Herkese selamlar... Uzun sayılabilecek bir aradan sonra yeni bölüm getirdim size :) Yorumlarınızı bekliyorum uzun uzun... Bir de söylemeden geçmek istemiyorum BerkeAsikBirKiz şahane bir kitap yazıyor adı "Evlilik Aşkı Öldürür mü?" tatlı mı tatlı bir EyFet hikayesi okumanızı şiddetle tavsiye ederim. En kısa zamanda yeni bölüm de buluşmak üzere:)

İki Ay Sonra;

Eylem;

"Eylem..." Fethi'nin uzaktan gelen sesiyle kalın yorgana daha çok sarınıp "Hıı..." diye mırıldansam da gözlerimi açmadım. "Eylem kalk hadi üzerini giyin dışarı çıkıyoruz." Fethi'nin tekrar konuşmasıyla zorlukla gözlerimi açıp komodinin üzerindeki saate bakıp içimi çektim. "Daha saat yedi Fethi... Askeriyede misin sen ya yatıp uyusana içtimaya mı çıkıyoruz?" homurdanmamla birlikte Zeynep'in de neşeli sesini duyunca arkama dönüp baktığımda Fethi ve Zeynep'i hazırlanmış vaziyette gördüm. "Allah aşkına ne bu haliniz?" deyip şaşkınlıkla baktığımda kocamın yüzünde büyük bir gülümseme oluştu. "Kar yağdı Zeyno'nun ilk karı bu. Kızımız karla tanışsın." deyince bende gülümseyerek başımı pencereye çevirdiğim de ahenkle yağan karı gördüm. Hafif bir kıkırtıyla yataktan çıkıp Fethi'nin kucağındaki kızımın minik ellerini koklayarak öptükten sonra kocamın da yanağından öptüm. "Beresini filan giydir o zaman bende hemen hazırlanıyorum." deyip koşturarak lavaboya girdim.

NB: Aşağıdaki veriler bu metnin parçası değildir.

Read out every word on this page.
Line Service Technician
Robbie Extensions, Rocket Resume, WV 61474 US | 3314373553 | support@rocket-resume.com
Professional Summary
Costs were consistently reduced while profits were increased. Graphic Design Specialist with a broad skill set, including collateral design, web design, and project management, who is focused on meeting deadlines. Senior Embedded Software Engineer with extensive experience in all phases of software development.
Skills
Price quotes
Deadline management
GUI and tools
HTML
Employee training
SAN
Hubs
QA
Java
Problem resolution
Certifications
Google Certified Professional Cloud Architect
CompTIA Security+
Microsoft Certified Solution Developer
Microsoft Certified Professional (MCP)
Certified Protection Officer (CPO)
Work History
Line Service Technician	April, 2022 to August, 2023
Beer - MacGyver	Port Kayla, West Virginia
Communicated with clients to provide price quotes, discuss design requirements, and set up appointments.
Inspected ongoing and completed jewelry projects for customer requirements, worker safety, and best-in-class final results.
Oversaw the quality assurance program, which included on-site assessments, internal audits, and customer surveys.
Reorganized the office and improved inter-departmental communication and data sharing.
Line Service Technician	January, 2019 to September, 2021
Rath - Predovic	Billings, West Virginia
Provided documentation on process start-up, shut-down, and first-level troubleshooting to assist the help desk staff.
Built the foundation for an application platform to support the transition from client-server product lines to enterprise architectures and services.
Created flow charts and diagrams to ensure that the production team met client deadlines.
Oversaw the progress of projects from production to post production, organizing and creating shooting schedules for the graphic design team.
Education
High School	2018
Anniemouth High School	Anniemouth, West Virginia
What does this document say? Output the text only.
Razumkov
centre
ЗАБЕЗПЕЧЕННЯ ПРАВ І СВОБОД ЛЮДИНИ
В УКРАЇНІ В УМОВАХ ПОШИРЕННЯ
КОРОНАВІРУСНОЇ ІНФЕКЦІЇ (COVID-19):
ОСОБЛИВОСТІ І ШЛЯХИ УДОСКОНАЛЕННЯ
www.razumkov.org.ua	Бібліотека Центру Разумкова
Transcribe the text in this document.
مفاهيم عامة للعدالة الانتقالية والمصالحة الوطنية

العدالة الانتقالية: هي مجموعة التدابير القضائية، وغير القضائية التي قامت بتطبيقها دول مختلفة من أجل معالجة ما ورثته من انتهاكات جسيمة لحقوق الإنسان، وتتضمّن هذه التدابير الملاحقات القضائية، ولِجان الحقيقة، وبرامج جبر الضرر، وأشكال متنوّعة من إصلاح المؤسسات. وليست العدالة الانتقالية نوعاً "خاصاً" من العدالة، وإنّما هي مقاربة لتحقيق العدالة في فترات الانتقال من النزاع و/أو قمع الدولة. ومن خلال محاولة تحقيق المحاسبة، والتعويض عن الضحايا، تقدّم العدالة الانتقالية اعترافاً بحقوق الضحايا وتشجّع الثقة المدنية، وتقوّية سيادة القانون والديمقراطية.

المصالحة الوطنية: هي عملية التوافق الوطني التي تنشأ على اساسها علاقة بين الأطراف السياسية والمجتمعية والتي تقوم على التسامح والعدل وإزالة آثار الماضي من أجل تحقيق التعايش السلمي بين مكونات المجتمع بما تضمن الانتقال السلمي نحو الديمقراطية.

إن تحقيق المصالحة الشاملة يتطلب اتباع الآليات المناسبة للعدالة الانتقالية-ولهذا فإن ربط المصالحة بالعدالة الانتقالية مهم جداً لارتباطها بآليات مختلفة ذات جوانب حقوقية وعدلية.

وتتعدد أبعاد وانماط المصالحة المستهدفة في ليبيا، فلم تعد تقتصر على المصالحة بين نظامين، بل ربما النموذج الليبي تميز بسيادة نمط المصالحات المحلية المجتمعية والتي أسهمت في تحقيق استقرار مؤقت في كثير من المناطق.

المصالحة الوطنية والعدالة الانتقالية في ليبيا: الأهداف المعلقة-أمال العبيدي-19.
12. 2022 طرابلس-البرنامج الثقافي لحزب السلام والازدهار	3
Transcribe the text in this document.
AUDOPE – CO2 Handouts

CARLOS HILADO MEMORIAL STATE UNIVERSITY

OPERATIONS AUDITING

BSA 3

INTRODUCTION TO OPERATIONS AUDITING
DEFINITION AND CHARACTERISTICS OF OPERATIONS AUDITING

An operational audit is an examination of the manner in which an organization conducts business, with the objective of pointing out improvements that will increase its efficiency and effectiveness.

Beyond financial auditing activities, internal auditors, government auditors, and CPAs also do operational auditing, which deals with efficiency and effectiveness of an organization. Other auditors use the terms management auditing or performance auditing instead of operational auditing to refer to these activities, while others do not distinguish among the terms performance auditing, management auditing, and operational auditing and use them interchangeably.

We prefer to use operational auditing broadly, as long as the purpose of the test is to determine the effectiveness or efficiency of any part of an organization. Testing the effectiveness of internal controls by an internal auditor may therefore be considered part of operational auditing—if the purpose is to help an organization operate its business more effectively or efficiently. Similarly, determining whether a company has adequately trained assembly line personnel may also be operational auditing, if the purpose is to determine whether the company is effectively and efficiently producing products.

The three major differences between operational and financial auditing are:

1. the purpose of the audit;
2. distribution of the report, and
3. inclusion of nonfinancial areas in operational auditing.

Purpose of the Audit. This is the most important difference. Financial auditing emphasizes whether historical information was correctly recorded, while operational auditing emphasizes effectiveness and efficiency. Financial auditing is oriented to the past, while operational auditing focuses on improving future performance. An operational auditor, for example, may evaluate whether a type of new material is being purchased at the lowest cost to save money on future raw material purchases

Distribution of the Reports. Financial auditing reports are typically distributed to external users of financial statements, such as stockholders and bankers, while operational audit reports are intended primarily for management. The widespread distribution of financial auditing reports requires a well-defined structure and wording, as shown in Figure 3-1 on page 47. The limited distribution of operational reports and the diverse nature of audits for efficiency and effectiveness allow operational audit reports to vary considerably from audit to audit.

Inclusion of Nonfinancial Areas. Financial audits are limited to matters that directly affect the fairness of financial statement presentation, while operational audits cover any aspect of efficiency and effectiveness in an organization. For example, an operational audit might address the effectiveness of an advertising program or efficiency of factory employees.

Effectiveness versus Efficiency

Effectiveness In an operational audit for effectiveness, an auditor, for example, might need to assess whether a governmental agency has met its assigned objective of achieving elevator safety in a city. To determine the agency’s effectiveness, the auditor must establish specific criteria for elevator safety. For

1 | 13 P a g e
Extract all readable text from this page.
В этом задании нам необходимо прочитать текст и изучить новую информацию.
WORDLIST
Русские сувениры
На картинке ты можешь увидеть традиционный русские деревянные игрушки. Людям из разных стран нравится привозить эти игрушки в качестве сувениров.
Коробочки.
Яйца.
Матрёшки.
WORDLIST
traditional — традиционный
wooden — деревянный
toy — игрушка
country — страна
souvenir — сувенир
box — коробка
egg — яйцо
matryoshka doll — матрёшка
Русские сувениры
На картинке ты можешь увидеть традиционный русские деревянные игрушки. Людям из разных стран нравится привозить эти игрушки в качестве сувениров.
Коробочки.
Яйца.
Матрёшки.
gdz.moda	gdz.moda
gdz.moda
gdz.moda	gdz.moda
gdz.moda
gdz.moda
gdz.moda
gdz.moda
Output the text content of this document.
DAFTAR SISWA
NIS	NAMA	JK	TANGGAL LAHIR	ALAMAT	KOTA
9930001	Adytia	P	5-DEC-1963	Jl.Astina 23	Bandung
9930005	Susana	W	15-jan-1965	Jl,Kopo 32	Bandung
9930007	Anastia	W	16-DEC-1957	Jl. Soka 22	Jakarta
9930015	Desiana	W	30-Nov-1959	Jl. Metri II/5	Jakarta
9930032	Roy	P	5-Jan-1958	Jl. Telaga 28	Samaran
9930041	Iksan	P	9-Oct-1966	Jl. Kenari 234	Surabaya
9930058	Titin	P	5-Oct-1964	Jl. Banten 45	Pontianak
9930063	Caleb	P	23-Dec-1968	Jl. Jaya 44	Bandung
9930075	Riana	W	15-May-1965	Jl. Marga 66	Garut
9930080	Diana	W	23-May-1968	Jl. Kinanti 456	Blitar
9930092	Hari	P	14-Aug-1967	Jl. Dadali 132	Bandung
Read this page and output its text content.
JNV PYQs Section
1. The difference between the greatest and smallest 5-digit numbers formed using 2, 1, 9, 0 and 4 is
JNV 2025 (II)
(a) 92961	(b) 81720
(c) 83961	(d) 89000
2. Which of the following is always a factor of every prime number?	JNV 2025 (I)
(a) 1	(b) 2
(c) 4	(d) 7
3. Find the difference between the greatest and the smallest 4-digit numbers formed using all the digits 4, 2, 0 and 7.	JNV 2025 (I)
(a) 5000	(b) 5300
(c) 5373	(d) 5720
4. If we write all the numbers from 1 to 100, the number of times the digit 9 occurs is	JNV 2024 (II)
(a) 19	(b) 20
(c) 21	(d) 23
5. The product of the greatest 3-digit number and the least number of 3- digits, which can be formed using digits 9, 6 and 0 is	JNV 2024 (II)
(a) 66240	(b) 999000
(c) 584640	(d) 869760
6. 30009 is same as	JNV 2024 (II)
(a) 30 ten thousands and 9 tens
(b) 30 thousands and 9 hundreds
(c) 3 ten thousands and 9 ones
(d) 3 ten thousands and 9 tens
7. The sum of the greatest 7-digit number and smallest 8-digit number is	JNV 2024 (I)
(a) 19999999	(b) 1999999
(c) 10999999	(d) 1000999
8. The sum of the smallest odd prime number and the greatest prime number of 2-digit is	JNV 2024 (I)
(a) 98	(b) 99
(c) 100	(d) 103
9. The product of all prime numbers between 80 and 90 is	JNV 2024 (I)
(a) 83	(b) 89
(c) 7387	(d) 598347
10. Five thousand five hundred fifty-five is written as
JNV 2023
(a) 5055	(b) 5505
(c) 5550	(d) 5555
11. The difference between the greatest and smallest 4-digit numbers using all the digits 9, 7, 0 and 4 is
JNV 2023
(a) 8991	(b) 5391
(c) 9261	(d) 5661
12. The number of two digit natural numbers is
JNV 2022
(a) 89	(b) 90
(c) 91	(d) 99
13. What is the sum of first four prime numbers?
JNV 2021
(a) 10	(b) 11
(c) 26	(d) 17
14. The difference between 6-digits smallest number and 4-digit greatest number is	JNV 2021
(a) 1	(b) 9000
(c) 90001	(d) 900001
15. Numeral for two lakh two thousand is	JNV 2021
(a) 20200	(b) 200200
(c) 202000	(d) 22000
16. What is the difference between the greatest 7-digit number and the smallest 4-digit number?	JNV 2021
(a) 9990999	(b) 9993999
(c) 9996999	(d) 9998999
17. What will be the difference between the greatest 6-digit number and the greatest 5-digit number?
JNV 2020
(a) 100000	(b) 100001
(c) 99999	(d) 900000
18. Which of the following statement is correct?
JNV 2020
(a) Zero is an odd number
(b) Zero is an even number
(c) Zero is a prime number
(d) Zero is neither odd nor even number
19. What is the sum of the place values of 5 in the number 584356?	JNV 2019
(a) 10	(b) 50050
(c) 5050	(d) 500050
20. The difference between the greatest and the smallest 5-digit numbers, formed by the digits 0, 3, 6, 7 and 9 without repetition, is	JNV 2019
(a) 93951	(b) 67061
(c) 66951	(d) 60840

Üzerimizi giyinip kendimizi kapıyı açtığımız da Barney bizden önce fırlayıp karlarda yuvarlanmaya başladı. Fethi de kızımızla çıkınca bende peşlerinden çıkıp kapıyı kapattım. Zeynep merakla parlayan gözleriyle başını havaya kaldırıp yağan kara bakarken bir yandan da minik ellerini havaya uzatıyordu. "Bebeğim.. Sevdin mi sen babacım karı?"deyip Zeynep'in yanağına bir öpücük bıraktıktan sonra beni de kolunun altına çekip yürümeye başladı. Evin bahçesinden çıkıp lojmanın içinde yürümeye başladığımız da etrafta oldukça sakin gözüküyordu. "Ayy Fethi... Üşümez değil mi ya?" endişeli sesimle Fethi de hafifçe kıkırdayıp bana doğru döndü. "Üşümez merak etme... Ama sen üşümüş gibisin." deyip hafifçe eğilince gülümsedim. "Dudaklarım üşüdü." deyip hafifçe büzünce Fethi de büyük bir gülümsemeyle yaklaşıp dudaklarımı dudaklarının arasına aldı. İçim titreyerek elimi yanağına koyup karşılık verirken bir an da Zeynep'in çığlığıyla birlikte elini ikimizinde yüzüne vurmasıyla geri çekildik. "Zeynep" hayal kırıklığı dolu sesimle birlikte Zeynep de yanağını babasının yanağına bastırıp gözlerini kapattı.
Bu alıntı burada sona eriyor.